CPI/PPI scenarios will drive real yields and the equity style mix. A cooler pair of reports tightens the window for earlier easing and tends to broaden equity participation; a firmer read could re-center narratives on “higher for longer.”

3) Weekly jobless claims

Next Thursday’s initial and continuing claims will be an important cross-check on any NFP signal. A sustained rise in continuing claims would suggest slower re-absorption of unemployed workers and gradual loosening of labor markets, supporting a benign wage trajectory.

4) Fed communications and blackout timing

Any remaining public remarks ahead of the March FOMC will be scrutinized for tolerance of near-term inflation noise versus confidence in the medium-term disinflation path. If the Fed enters its pre-meeting communications blackout within this 7-day window, headline sensitivity to the data flow typically increases as official guidance temporarily recedes.
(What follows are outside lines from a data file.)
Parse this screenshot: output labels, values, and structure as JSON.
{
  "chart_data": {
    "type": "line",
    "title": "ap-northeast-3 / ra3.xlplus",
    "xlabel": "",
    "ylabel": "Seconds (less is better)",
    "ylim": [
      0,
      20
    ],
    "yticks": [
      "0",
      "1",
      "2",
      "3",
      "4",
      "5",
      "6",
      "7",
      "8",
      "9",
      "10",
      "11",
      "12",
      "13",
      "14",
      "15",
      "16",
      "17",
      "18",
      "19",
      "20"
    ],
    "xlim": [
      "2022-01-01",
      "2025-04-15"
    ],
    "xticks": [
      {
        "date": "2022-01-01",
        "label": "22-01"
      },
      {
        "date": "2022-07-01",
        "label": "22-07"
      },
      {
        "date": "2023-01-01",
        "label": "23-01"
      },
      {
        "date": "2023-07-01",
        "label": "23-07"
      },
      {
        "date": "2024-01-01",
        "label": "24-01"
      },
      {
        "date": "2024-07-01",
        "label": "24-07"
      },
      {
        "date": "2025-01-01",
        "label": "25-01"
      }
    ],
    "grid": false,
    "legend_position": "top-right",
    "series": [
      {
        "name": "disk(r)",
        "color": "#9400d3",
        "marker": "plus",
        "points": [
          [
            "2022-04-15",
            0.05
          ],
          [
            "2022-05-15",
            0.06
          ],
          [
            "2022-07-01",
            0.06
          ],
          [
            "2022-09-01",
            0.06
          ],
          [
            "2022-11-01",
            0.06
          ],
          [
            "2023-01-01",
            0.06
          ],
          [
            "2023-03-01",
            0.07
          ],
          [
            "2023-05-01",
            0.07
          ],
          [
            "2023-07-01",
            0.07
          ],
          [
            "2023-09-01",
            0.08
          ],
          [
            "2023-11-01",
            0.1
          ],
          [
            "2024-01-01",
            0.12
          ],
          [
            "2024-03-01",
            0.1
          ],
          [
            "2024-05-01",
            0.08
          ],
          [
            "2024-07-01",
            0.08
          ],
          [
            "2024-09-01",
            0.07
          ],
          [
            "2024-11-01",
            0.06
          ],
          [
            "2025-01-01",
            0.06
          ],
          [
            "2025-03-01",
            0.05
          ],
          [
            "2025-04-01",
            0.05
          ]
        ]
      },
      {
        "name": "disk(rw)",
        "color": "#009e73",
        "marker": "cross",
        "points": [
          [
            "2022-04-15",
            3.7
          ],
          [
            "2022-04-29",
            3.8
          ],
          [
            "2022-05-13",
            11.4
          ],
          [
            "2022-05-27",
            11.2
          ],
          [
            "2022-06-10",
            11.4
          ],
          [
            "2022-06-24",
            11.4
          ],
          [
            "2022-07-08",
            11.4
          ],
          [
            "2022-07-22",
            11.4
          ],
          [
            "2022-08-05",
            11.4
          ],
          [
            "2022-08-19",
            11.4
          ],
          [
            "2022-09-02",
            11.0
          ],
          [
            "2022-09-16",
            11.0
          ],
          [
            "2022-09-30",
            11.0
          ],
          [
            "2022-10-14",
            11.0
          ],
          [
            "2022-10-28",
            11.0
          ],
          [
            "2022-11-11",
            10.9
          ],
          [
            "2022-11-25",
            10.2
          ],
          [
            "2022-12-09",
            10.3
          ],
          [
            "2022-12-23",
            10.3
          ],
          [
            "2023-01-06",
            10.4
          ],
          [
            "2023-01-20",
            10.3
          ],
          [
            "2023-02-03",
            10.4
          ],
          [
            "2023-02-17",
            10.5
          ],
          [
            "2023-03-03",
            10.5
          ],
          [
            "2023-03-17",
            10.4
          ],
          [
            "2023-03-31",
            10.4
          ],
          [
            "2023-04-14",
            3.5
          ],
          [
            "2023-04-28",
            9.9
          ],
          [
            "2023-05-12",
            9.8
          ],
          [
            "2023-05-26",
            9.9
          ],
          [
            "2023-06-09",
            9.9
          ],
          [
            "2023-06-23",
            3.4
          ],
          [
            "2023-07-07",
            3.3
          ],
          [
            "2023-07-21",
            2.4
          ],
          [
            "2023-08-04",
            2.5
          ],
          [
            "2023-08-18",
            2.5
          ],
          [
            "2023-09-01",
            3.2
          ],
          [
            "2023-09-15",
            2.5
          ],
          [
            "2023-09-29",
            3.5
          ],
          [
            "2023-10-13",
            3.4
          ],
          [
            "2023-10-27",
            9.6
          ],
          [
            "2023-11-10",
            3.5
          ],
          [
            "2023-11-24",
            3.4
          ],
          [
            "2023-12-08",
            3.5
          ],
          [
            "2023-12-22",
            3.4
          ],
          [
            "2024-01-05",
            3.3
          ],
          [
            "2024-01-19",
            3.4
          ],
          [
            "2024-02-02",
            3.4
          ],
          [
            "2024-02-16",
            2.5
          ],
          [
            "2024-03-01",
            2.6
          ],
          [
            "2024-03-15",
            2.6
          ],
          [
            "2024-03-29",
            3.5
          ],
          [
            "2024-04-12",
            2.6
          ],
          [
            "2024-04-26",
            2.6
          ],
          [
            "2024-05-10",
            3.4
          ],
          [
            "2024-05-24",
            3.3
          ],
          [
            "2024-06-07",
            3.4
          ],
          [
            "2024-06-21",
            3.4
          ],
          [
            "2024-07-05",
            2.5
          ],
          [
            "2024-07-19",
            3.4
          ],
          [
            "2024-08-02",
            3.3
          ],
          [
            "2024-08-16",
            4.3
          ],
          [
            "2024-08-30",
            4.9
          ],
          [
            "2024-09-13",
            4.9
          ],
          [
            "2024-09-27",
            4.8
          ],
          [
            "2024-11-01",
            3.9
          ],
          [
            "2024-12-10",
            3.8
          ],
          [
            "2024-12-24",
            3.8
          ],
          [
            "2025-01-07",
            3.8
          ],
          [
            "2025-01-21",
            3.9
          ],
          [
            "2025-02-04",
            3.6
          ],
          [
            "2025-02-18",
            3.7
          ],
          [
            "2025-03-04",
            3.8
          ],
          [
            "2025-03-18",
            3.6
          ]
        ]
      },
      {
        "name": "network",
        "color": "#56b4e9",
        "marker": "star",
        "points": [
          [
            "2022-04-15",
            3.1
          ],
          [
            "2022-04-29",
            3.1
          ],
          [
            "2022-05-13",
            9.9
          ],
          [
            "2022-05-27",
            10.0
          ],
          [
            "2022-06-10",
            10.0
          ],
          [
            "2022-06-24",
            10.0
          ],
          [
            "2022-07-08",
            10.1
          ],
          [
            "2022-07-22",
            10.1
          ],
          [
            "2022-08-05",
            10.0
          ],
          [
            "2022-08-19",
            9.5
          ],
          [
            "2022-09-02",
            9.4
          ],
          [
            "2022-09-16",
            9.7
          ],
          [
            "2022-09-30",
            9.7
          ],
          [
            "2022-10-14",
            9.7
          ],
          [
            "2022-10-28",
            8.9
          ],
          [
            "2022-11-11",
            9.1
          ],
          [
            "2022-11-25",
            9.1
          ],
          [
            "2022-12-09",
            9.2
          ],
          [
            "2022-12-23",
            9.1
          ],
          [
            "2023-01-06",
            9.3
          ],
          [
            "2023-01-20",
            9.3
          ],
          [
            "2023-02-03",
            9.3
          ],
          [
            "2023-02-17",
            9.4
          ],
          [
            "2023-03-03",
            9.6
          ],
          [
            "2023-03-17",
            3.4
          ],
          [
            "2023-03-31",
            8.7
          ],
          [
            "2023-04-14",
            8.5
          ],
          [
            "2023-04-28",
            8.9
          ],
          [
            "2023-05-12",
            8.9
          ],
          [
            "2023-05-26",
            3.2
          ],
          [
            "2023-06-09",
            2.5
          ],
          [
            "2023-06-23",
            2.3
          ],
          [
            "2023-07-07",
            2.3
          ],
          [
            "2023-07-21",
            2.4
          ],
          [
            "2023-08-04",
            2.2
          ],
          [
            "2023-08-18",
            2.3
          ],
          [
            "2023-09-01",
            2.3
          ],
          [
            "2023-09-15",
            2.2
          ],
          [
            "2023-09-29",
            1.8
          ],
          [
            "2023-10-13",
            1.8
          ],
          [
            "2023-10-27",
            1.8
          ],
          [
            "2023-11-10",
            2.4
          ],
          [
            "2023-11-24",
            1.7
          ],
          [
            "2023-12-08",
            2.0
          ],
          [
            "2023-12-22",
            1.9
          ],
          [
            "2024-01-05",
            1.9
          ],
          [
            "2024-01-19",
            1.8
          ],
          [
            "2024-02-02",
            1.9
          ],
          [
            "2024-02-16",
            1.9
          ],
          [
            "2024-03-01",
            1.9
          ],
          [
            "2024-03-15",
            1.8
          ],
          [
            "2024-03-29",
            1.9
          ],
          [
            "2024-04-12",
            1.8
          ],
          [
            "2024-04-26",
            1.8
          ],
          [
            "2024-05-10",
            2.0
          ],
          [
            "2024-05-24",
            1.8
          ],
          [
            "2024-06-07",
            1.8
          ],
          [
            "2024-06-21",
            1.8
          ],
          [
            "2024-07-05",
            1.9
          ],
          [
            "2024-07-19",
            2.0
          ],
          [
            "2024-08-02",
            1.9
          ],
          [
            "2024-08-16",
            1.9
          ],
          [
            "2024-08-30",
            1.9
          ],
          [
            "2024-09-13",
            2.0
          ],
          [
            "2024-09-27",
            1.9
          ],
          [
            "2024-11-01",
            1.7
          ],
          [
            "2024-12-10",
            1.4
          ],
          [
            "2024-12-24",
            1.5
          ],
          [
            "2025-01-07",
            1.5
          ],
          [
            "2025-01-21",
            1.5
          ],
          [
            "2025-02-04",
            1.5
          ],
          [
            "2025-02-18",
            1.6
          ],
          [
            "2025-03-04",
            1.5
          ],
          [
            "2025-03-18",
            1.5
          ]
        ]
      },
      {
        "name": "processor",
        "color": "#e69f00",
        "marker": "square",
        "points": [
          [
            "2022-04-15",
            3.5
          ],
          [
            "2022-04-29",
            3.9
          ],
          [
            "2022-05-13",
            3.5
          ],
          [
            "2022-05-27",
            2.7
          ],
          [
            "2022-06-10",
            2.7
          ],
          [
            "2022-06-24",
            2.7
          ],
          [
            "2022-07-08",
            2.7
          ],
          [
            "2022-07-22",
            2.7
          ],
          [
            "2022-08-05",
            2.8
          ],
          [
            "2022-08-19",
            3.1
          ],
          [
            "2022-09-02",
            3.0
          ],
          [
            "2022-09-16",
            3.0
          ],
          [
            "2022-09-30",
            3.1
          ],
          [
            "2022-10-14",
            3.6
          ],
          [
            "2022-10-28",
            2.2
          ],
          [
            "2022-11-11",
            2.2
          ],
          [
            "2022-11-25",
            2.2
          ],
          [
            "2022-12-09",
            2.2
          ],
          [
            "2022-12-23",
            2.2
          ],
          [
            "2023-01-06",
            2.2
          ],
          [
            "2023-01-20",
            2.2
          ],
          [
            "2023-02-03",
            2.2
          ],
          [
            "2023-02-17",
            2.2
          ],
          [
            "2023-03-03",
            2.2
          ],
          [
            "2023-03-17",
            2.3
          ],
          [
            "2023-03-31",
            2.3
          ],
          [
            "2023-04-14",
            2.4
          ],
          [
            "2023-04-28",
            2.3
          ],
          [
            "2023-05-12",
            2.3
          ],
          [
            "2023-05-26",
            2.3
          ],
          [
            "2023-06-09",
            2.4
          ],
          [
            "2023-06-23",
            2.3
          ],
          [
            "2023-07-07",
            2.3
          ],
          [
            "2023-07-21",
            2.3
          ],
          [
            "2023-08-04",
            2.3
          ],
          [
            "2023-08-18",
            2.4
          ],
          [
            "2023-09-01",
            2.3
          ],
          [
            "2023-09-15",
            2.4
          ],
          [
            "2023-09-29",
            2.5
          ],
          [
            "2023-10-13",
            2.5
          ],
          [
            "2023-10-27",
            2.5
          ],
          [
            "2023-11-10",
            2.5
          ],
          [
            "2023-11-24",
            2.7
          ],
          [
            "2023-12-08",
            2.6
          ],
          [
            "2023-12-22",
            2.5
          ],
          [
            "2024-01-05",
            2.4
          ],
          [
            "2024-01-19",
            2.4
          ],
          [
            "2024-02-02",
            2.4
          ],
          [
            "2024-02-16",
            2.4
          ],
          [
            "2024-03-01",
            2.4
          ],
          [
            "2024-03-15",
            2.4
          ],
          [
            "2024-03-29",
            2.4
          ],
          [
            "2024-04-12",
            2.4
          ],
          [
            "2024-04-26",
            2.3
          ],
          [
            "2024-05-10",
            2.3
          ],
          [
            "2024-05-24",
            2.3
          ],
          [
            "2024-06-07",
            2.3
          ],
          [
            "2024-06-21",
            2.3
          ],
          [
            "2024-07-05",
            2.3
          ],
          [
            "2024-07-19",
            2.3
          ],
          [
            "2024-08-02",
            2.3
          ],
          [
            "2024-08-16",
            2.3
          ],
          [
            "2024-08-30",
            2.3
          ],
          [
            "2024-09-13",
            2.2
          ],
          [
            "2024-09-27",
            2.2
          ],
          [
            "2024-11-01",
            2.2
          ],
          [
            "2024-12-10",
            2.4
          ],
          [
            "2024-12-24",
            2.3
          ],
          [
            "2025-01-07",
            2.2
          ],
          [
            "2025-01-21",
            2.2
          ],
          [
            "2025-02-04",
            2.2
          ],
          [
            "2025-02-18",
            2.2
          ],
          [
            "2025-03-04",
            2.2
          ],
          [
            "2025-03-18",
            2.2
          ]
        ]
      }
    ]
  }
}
5) Treasury market dynamics

The interplay of data surprises and issuance (if scheduled in the window) will guide curve shape. Strong data that nudges terminal-rate expectations higher typically cheapens the front end and can re-steepen 2s/10s; softer data tends to bull-flatten. Keep an eye on breakevens and real yields for the policy-growth split.

6) Equities and factor implications

  • Growth vs. value: Cooler inflation and softer labor metrics favor duration-sensitive growth; firmer prints with resilient activity support value and cyclicals.
  • Small vs. large caps: Small caps benefit from lower real yields and clearer easing timelines; they are more vulnerable if “higher for longer” is re-priced.
  • Financials: A steeper curve on resilient growth aids banks’ net interest margins; a bull-flatten on softer data supports bond proxies but can weigh on NIM-sensitive names.
  • Rate-sensitive sectors: REITs, utilities, and housing tend to respond acutely to moves at the front end and changes in mortgage rates implied by rate markets.

7) Credit markets

For investment grade, spread direction remains anchored to growth and rate volatility. A calm rates backdrop post-data typically reopens issuance windows and supports risk appetite. High yield is more levered to cyclical signals; a softer growth pulse with rising rate volatility could widen HY spreads faster than IG. Watch loan demand, refinancing windows, and any shift in downgrade activity.
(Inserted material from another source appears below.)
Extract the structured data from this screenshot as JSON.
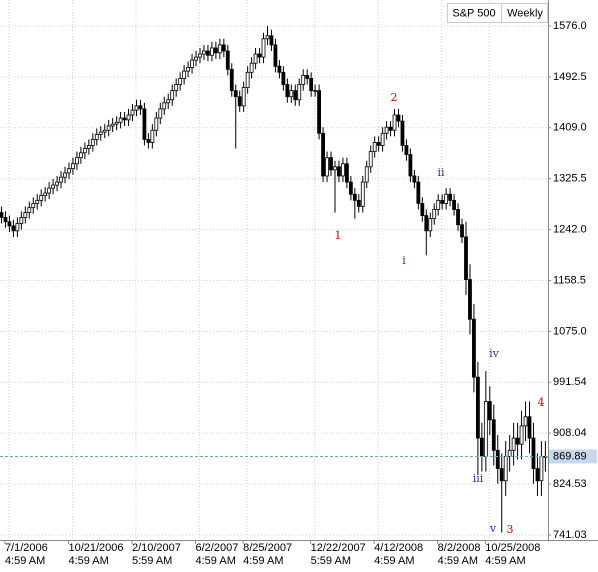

8) Dollar, commodities, and global spillovers

A stronger dollar on firmer U.S. data can tighten global financial conditions at the margin, dampen imported inflation for the U.S., and pressure commodities priced in dollars. Conversely, softer U.S. data that lowers real yields typically eases the dollar and can support cyclically sensitive commodities—though oil remains most subject to supply headlines.
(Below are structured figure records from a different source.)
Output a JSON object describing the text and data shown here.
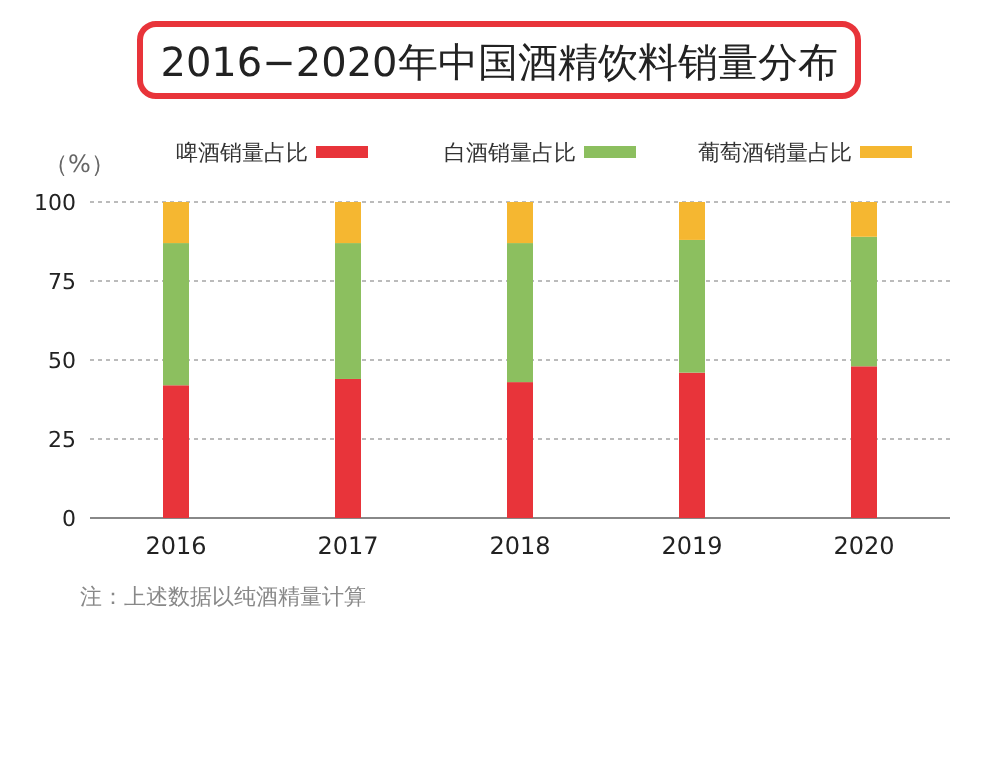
{
  "chart_data": {
    "type": "bar",
    "title": "2016−2020年中国酒精饮料销量分布",
    "ylabel": "（%）",
    "categories": [
      "2016",
      "2017",
      "2018",
      "2019",
      "2020"
    ],
    "series": [
      {
        "name": "啤酒销量占比",
        "color": "#e8343a",
        "values": [
          42,
          44,
          43,
          46,
          48
        ]
      },
      {
        "name": "白酒销量占比",
        "color": "#8cbf5f",
        "values": [
          45,
          43,
          44,
          42,
          41
        ]
      },
      {
        "name": "葡萄酒销量占比",
        "color": "#f5b731",
        "values": [
          13,
          13,
          13,
          12,
          11
        ]
      }
    ],
    "stacked": true,
    "ylim": [
      0,
      100
    ],
    "yticks": [
      0,
      25,
      50,
      75,
      100
    ],
    "grid": "y",
    "legend": "top",
    "annotations": [
      "注：上述数据以纯酒精量计算"
    ]
  }
}
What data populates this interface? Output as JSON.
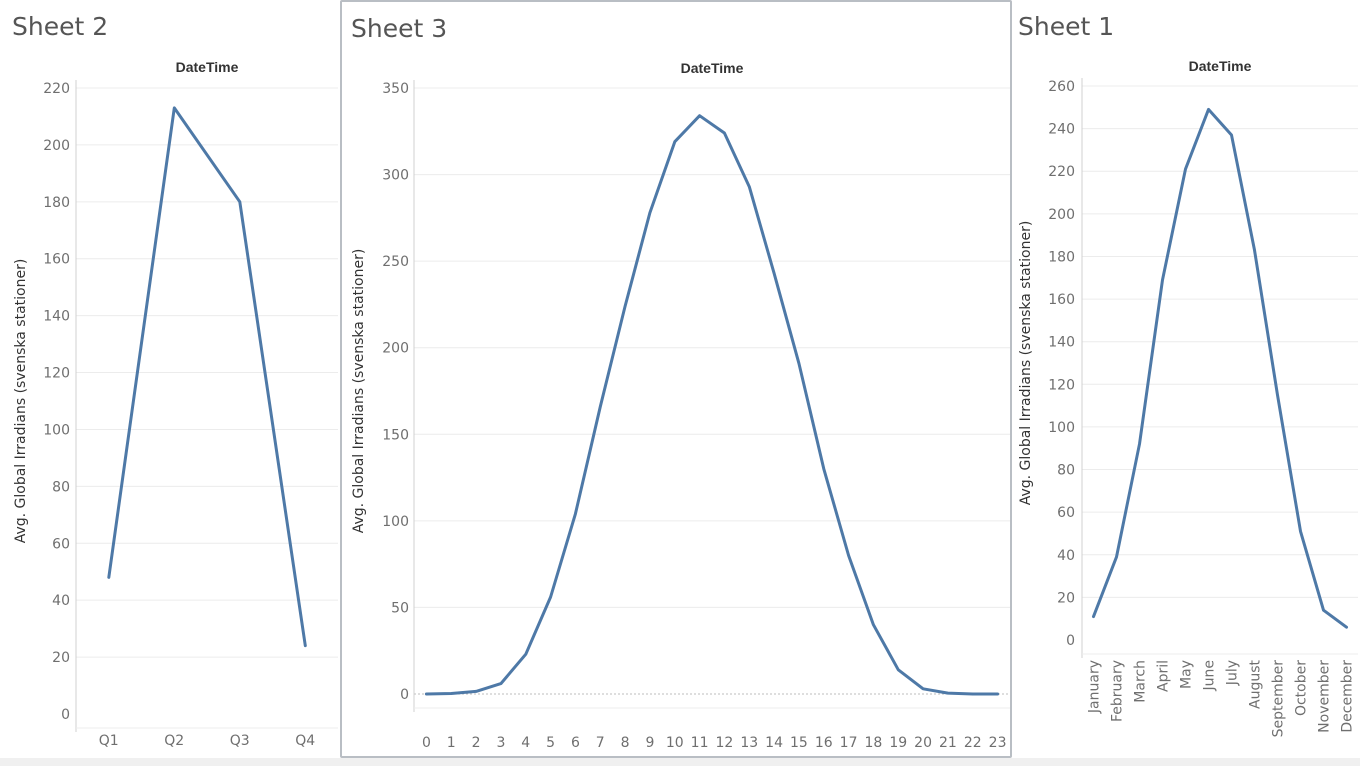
{
  "sheets": [
    {
      "id": "sheet2",
      "title": "Sheet 2"
    },
    {
      "id": "sheet3",
      "title": "Sheet 3"
    },
    {
      "id": "sheet1",
      "title": "Sheet 1"
    }
  ],
  "colors": {
    "line": "#4e79a7",
    "grid": "#ececec",
    "axis": "#d0d0d0",
    "zero": "#bdbdbd",
    "tick_text": "#6f6f6f",
    "label_text": "#333333",
    "title_text": "#555555",
    "selected_border": "#b9bec4"
  },
  "chart_data": [
    {
      "sheet": "Sheet 2",
      "type": "line",
      "column_header": "DateTime",
      "ylabel": "Avg. Global Irradians (svenska stationer)",
      "categories": [
        "Q1",
        "Q2",
        "Q3",
        "Q4"
      ],
      "values": [
        48,
        213,
        180,
        24
      ],
      "ylim": [
        0,
        220
      ],
      "yticks": [
        0,
        20,
        40,
        60,
        80,
        100,
        120,
        140,
        160,
        180,
        200,
        220
      ],
      "grid": true
    },
    {
      "sheet": "Sheet 3",
      "type": "line",
      "column_header": "DateTime",
      "ylabel": "Avg. Global Irradians (svenska stationer)",
      "categories": [
        "0",
        "1",
        "2",
        "3",
        "4",
        "5",
        "6",
        "7",
        "8",
        "9",
        "10",
        "11",
        "12",
        "13",
        "14",
        "15",
        "16",
        "17",
        "18",
        "19",
        "20",
        "21",
        "22",
        "23"
      ],
      "values": [
        0,
        0.3,
        1.5,
        6,
        23,
        56,
        104,
        166,
        224,
        278,
        319,
        334,
        324,
        293,
        243,
        191,
        130,
        80,
        40,
        14,
        3,
        0.5,
        0,
        0
      ],
      "ylim": [
        0,
        350
      ],
      "yticks": [
        0,
        50,
        100,
        150,
        200,
        250,
        300,
        350
      ],
      "grid": true,
      "zero_line": true
    },
    {
      "sheet": "Sheet 1",
      "type": "line",
      "column_header": "DateTime",
      "ylabel": "Avg. Global Irradians (svenska stationer)",
      "categories": [
        "January",
        "February",
        "March",
        "April",
        "May",
        "June",
        "July",
        "August",
        "September",
        "October",
        "November",
        "December"
      ],
      "values": [
        11,
        39,
        92,
        169,
        221,
        249,
        237,
        183,
        115,
        51,
        14,
        6
      ],
      "ylim": [
        0,
        260
      ],
      "yticks": [
        0,
        20,
        40,
        60,
        80,
        100,
        120,
        140,
        160,
        180,
        200,
        220,
        240,
        260
      ],
      "grid": true
    }
  ]
}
Tactical checklist for the week ahead

  • Nonfarm Payrolls: headline, unemployment rate, average hourly earnings; watch revisions and hours worked.
  • CPI/PPI: core services ex-housing, shelter components, core goods; monitor supercore for services-wage link.
  • Weekly claims: continuing claims trend for incremental loosening of labor markets.
  • Rates: front-end repricing, curve shape (2s/10s/30s), breakevens vs. real yields.
  • Equities: factor rotations tied to real yields; breadth and earnings quality differentials.
  • Credit: issuance windows, spread beta to rates, any shift in downgrade/default indicators.
  • FX/commodities: dollar reaction to real yields; energy path and implications for near-term inflation expectations.

Bottom line

The next 48 hours hinge on labor, and the following days on inflation. A clean sequence—moderating wage growth and calm services inflation—would reinforce a soft-landing path and keep the door open to mid-year policy easing. Any persistence in wage or services pressures pushes the discussion back toward timing and pace of cuts rather than their inevitability. Markets enter this stretch with cautious positioning and elevated event sensitivity; expect cross-asset leadership to rotate on data surprises and the front end of the rates curve to remain the fulcrum.